A second '78 Trans-Am, in red, was built to evoke the rocket-powered Hooper bridge-jump car. Unlike the Bandit replica, which carries a Pontiac 400 under the hood, the Hooper car features an Olds 403, which was used for California and high-altitude markets. Buyers also get a replica of Sonny Hooper's silver screaming-chicken jacket, which is an absolutely choice piece of period Burtwear.

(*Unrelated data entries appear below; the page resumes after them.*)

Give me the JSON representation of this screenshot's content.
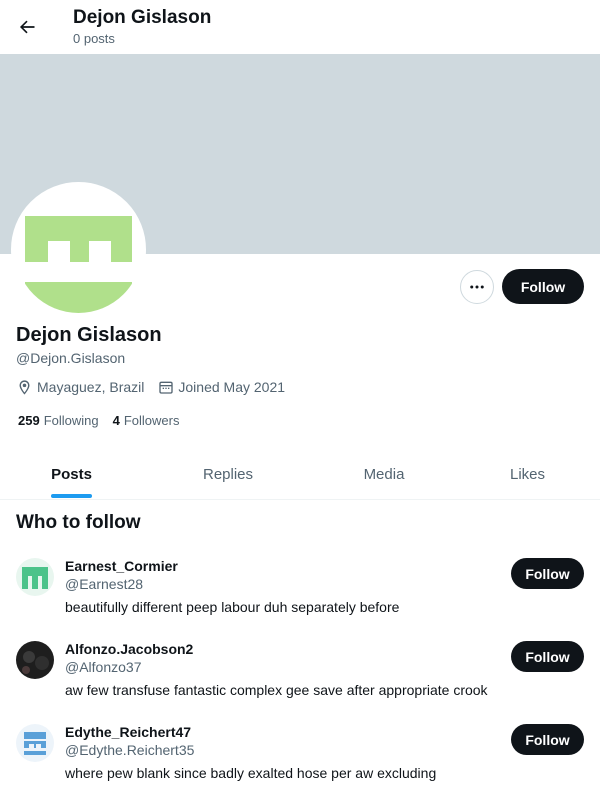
{
  "header": {
    "name": "Dejon Gislason",
    "posts": "0 posts",
    "back_icon": "arrow-left-icon"
  },
  "profile": {
    "name": "Dejon Gislason",
    "handle": "@Dejon.Gislason",
    "location": "Mayaguez, Brazil",
    "joined": "Joined May 2021",
    "following_count": "259",
    "following_label": "Following",
    "followers_count": "4",
    "followers_label": "Followers",
    "follow_label": "Follow",
    "more_icon": "more-horizontal-icon",
    "avatar_color": "#b0e08b",
    "banner_color": "#cfd9de"
  },
  "tabs": [
    {
      "label": "Posts",
      "active": true
    },
    {
      "label": "Replies",
      "active": false
    },
    {
      "label": "Media",
      "active": false
    },
    {
      "label": "Likes",
      "active": false
    }
  ],
  "who_to_follow": {
    "title": "Who to follow",
    "users": [
      {
        "name": "Earnest_Cormier",
        "handle": "@Earnest28",
        "bio": "beautifully different peep labour duh separately before",
        "follow_label": "Follow",
        "avatar_color": "#4cc38a"
      },
      {
        "name": "Alfonzo.Jacobson2",
        "handle": "@Alfonzo37",
        "bio": "aw few transfuse fantastic complex gee save after appropriate crook",
        "follow_label": "Follow",
        "avatar_color": "#2a2a2a"
      },
      {
        "name": "Edythe_Reichert47",
        "handle": "@Edythe.Reichert35",
        "bio": "where pew blank since badly exalted hose per aw excluding",
        "follow_label": "Follow",
        "avatar_color": "#5aa0d8"
      }
    ]
  },
  "colors": {
    "accent": "#1d9bf0",
    "text": "#0f1419",
    "muted": "#536471"
  }
}
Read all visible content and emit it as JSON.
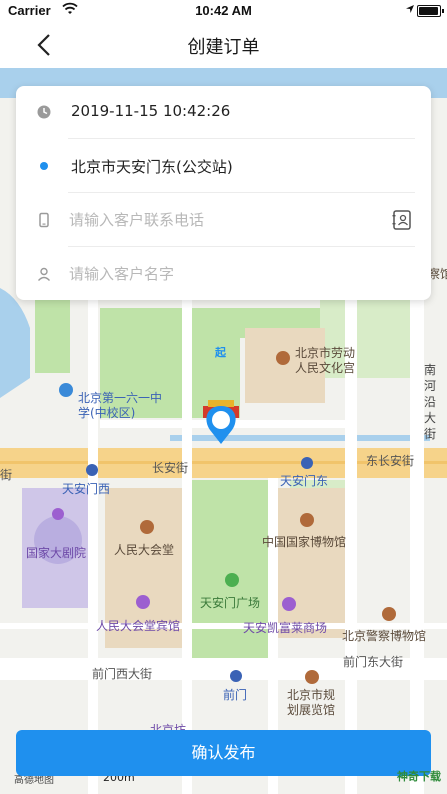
{
  "status_bar": {
    "carrier": "Carrier",
    "time": "10:42 AM"
  },
  "nav": {
    "title": "创建订单"
  },
  "form": {
    "datetime": "2019-11-15 10:42:26",
    "location": "北京市天安门东(公交站)",
    "phone_placeholder": "请输入客户联系电话",
    "name_placeholder": "请输入客户名字"
  },
  "map": {
    "pin_label": "起",
    "labels": {
      "labor_palace": "北京市劳动\n人民文化宫",
      "school": "北京第一六一中\n学(中校区)",
      "nanhe": "南\n河\n沿\n大\n街",
      "chang_an": "长安街",
      "east_chang_an": "东长安街",
      "tam_west": "天安门西",
      "tam_east": "天安门东",
      "theatre": "国家大剧院",
      "great_hall": "人民大会堂",
      "museum": "中国国家博物馆",
      "square": "天安门广场",
      "hotel": "人民大会堂宾馆",
      "kerry": "天安凯富莱商场",
      "police_museum": "北京警察博物馆",
      "qianmen_west": "前门西大街",
      "qianmen_east": "前门东大街",
      "qianmen": "前门",
      "planning": "北京市规\n划展览馆",
      "museum_side": "察馆",
      "edge_left": "街",
      "bottom_label": "北京坊",
      "amap": "高德地图",
      "scale": "200m"
    }
  },
  "confirm_label": "确认发布",
  "watermark": "神奇下载"
}
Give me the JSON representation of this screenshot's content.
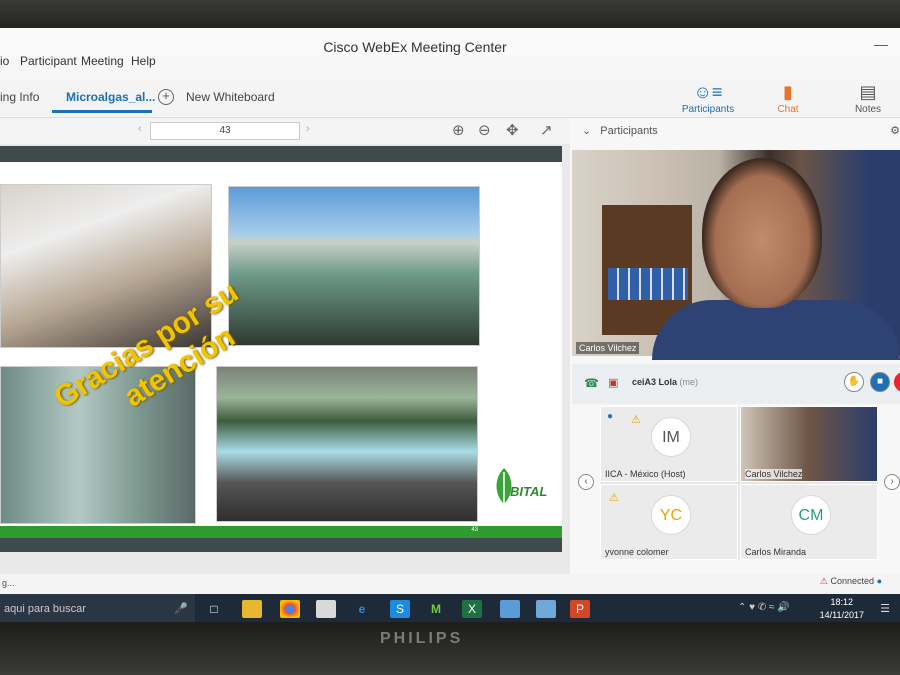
{
  "window": {
    "title": "Cisco WebEx Meeting Center"
  },
  "menu": [
    "io",
    "Participant",
    "Meeting",
    "Help"
  ],
  "tabs": [
    {
      "label": "ing Info"
    },
    {
      "label": "Microalgas_al..."
    },
    {
      "label": "New Whiteboard"
    }
  ],
  "panel_buttons": [
    {
      "label": "Participants",
      "icon": "participants-icon"
    },
    {
      "label": "Chat",
      "icon": "chat-icon"
    },
    {
      "label": "Notes",
      "icon": "notes-icon"
    }
  ],
  "toolbar": {
    "page": "43"
  },
  "slide": {
    "text_line1": "Gracias por su",
    "text_line2": "atención",
    "logo": "BITAL",
    "page_number": "43"
  },
  "participants": {
    "header": "Participants",
    "main_video_name": "Carlos Vilchez",
    "me": {
      "name": "ceiA3 Lola",
      "suffix": "(me)"
    },
    "grid": [
      {
        "initials": "IM",
        "name": "IICA - México (Host)"
      },
      {
        "initials": "",
        "name": "Carlos Vilchez"
      },
      {
        "initials": "YC",
        "name": "yvonne colomer"
      },
      {
        "initials": "CM",
        "name": "Carlos Miranda"
      }
    ]
  },
  "status": {
    "left": "g...",
    "connection": "Connected"
  },
  "taskbar": {
    "search_placeholder": "aqui para buscar",
    "time": "18:12",
    "date": "14/11/2017"
  },
  "monitor_brand": "PHILIPS"
}
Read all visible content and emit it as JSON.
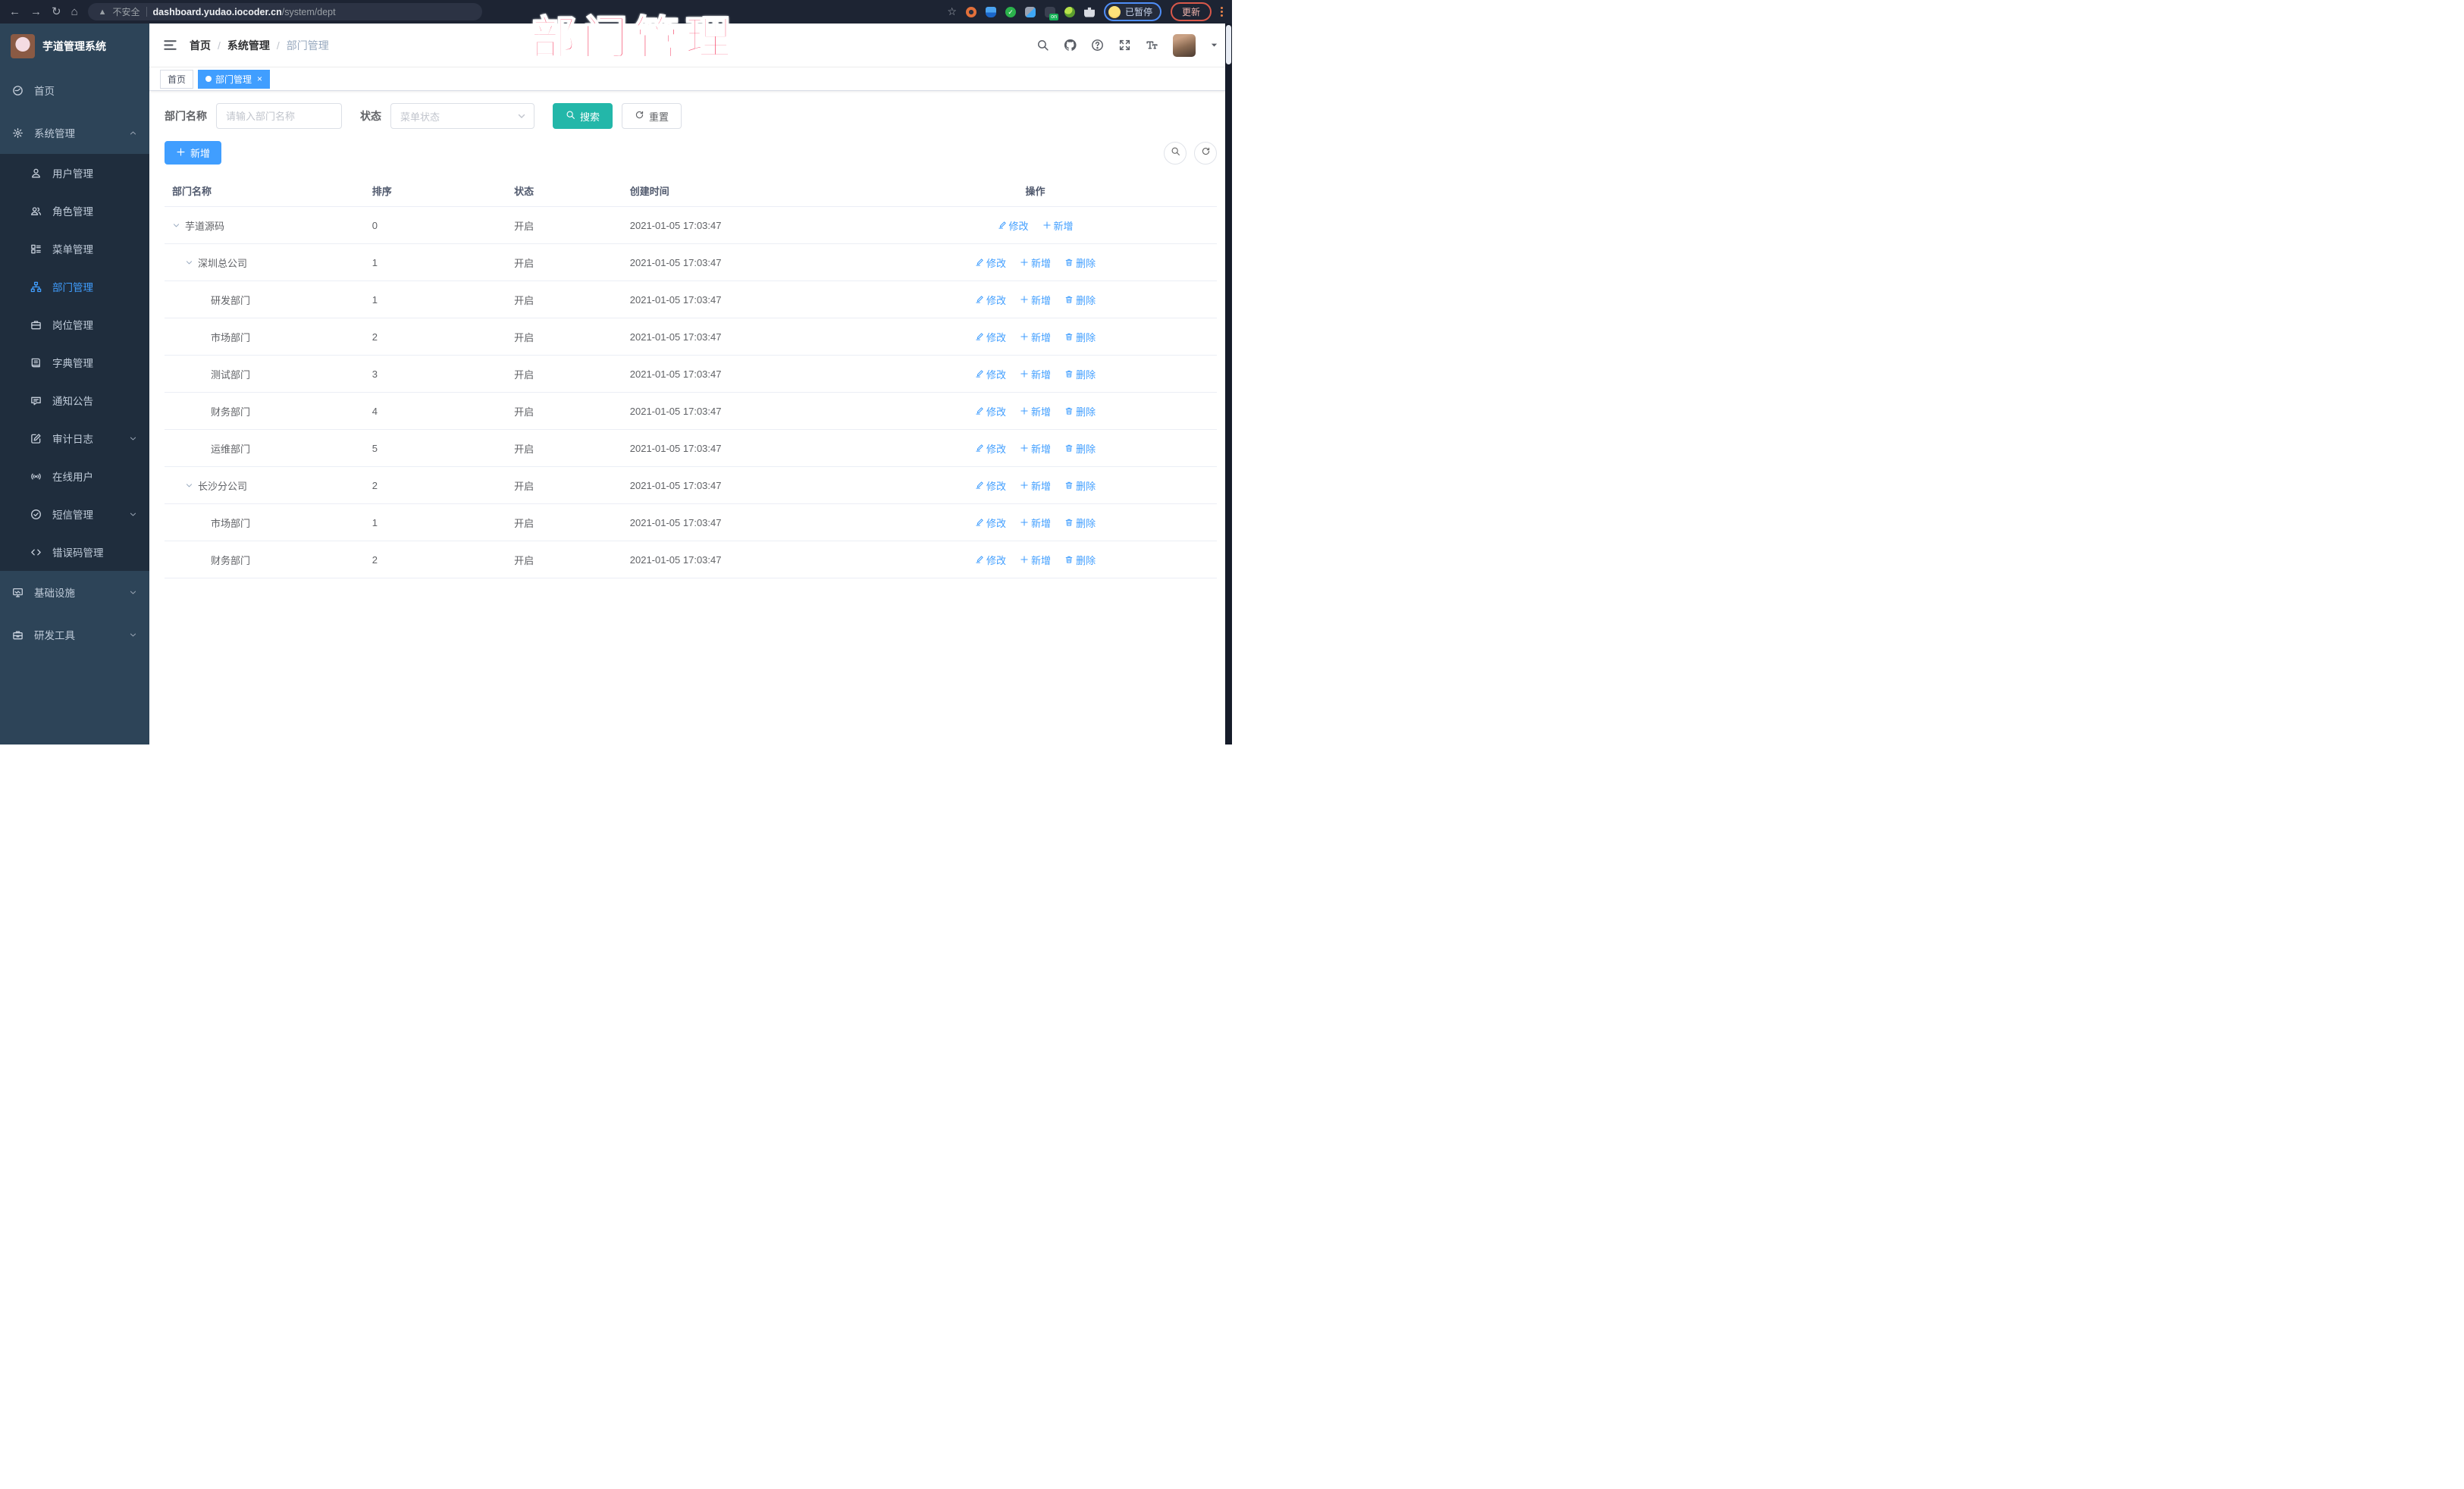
{
  "browser": {
    "not_secure_label": "不安全",
    "url_domain": "dashboard.yudao.iocoder.cn",
    "url_path": "/system/dept",
    "paused_label": "已暂停",
    "update_label": "更新"
  },
  "watermark_text": "部门管理",
  "sidebar": {
    "title": "芋道管理系统",
    "items": [
      {
        "label": "首页",
        "icon": "dashboard-icon",
        "level": 1
      },
      {
        "label": "系统管理",
        "icon": "gear-icon",
        "level": 1,
        "chevron": "up"
      },
      {
        "label": "用户管理",
        "icon": "user-icon",
        "level": 2
      },
      {
        "label": "角色管理",
        "icon": "users-icon",
        "level": 2
      },
      {
        "label": "菜单管理",
        "icon": "menu-list-icon",
        "level": 2
      },
      {
        "label": "部门管理",
        "icon": "org-tree-icon",
        "level": 2,
        "active": true
      },
      {
        "label": "岗位管理",
        "icon": "briefcase-icon",
        "level": 2
      },
      {
        "label": "字典管理",
        "icon": "book-icon",
        "level": 2
      },
      {
        "label": "通知公告",
        "icon": "announcement-icon",
        "level": 2
      },
      {
        "label": "审计日志",
        "icon": "edit-log-icon",
        "level": 2,
        "chevron": "down"
      },
      {
        "label": "在线用户",
        "icon": "online-icon",
        "level": 2
      },
      {
        "label": "短信管理",
        "icon": "sms-icon",
        "level": 2,
        "chevron": "down"
      },
      {
        "label": "错误码管理",
        "icon": "code-icon",
        "level": 2
      },
      {
        "label": "基础设施",
        "icon": "monitor-icon",
        "level": 1,
        "chevron": "down"
      },
      {
        "label": "研发工具",
        "icon": "toolbox-icon",
        "level": 1,
        "chevron": "down"
      }
    ]
  },
  "breadcrumb": {
    "items": [
      "首页",
      "系统管理",
      "部门管理"
    ]
  },
  "tabs": [
    {
      "label": "首页",
      "active": false
    },
    {
      "label": "部门管理",
      "active": true,
      "close": "×"
    }
  ],
  "search": {
    "name_label": "部门名称",
    "name_placeholder": "请输入部门名称",
    "status_label": "状态",
    "status_placeholder": "菜单状态",
    "search_label": "搜索",
    "reset_label": "重置"
  },
  "toolbar": {
    "add_label": "新增"
  },
  "table": {
    "headers": [
      "部门名称",
      "排序",
      "状态",
      "创建时间",
      "操作"
    ],
    "action_labels": {
      "edit": "修改",
      "add": "新增",
      "delete": "删除"
    },
    "rows": [
      {
        "name": "芋道源码",
        "level": 0,
        "expandable": true,
        "sort": "0",
        "status": "开启",
        "created": "2021-01-05 17:03:47",
        "actions": [
          "edit",
          "add"
        ]
      },
      {
        "name": "深圳总公司",
        "level": 1,
        "expandable": true,
        "sort": "1",
        "status": "开启",
        "created": "2021-01-05 17:03:47",
        "actions": [
          "edit",
          "add",
          "delete"
        ]
      },
      {
        "name": "研发部门",
        "level": 2,
        "expandable": false,
        "sort": "1",
        "status": "开启",
        "created": "2021-01-05 17:03:47",
        "actions": [
          "edit",
          "add",
          "delete"
        ]
      },
      {
        "name": "市场部门",
        "level": 2,
        "expandable": false,
        "sort": "2",
        "status": "开启",
        "created": "2021-01-05 17:03:47",
        "actions": [
          "edit",
          "add",
          "delete"
        ]
      },
      {
        "name": "测试部门",
        "level": 2,
        "expandable": false,
        "sort": "3",
        "status": "开启",
        "created": "2021-01-05 17:03:47",
        "actions": [
          "edit",
          "add",
          "delete"
        ]
      },
      {
        "name": "财务部门",
        "level": 2,
        "expandable": false,
        "sort": "4",
        "status": "开启",
        "created": "2021-01-05 17:03:47",
        "actions": [
          "edit",
          "add",
          "delete"
        ]
      },
      {
        "name": "运维部门",
        "level": 2,
        "expandable": false,
        "sort": "5",
        "status": "开启",
        "created": "2021-01-05 17:03:47",
        "actions": [
          "edit",
          "add",
          "delete"
        ]
      },
      {
        "name": "长沙分公司",
        "level": 1,
        "expandable": true,
        "sort": "2",
        "status": "开启",
        "created": "2021-01-05 17:03:47",
        "actions": [
          "edit",
          "add",
          "delete"
        ]
      },
      {
        "name": "市场部门",
        "level": 2,
        "expandable": false,
        "sort": "1",
        "status": "开启",
        "created": "2021-01-05 17:03:47",
        "actions": [
          "edit",
          "add",
          "delete"
        ]
      },
      {
        "name": "财务部门",
        "level": 2,
        "expandable": false,
        "sort": "2",
        "status": "开启",
        "created": "2021-01-05 17:03:47",
        "actions": [
          "edit",
          "add",
          "delete"
        ]
      }
    ]
  },
  "colors": {
    "accent": "#409EFF",
    "search_button": "#23B7A9",
    "watermark": "#F5365C",
    "sidebar_bg": "#2D4458",
    "submenu_bg": "#1F2D3D"
  }
}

Perhaps the most interesting vehicle from the Reynolds collection to cross the block isn't a Pontiac and isn't a replica of a vehicle driven by Reynolds on the silver screen. It’s a Chevy Squarebody dually, and we at C/D will admit a bit of bias here. Its inspiration may be the truck driven by the Mad Dog character in Cannonball Run, but Mad Dog's truck was based on a Chevy dually driven by Super Modified racer Dennis Menesini in the final running of the Cannonball Baker Sea-to-ShiningSea Memorial Trophy Dash. Menesini's truck carried 165 gallons of fuel and had a kill switch wired into the taillights, which served him well during an altercation with some yokels in a Chevelle during his cross-country sprint. Burt's truck is a bit more modern. Built from an '87 model, the truck features a 496-inch rat motor with FiTech injection and a 4L80E automatic overdrive transmission.
So what of history? Reynolds has written his final entry; everything from here on out will be penned by people who are not Burt Reynolds. These cars bear his signature and his name on the titles, and they're patterned after machines from his heyday as the most bankable movie star in the world. What's that worth to his surviving fans? Well, we'll find out in a week's time.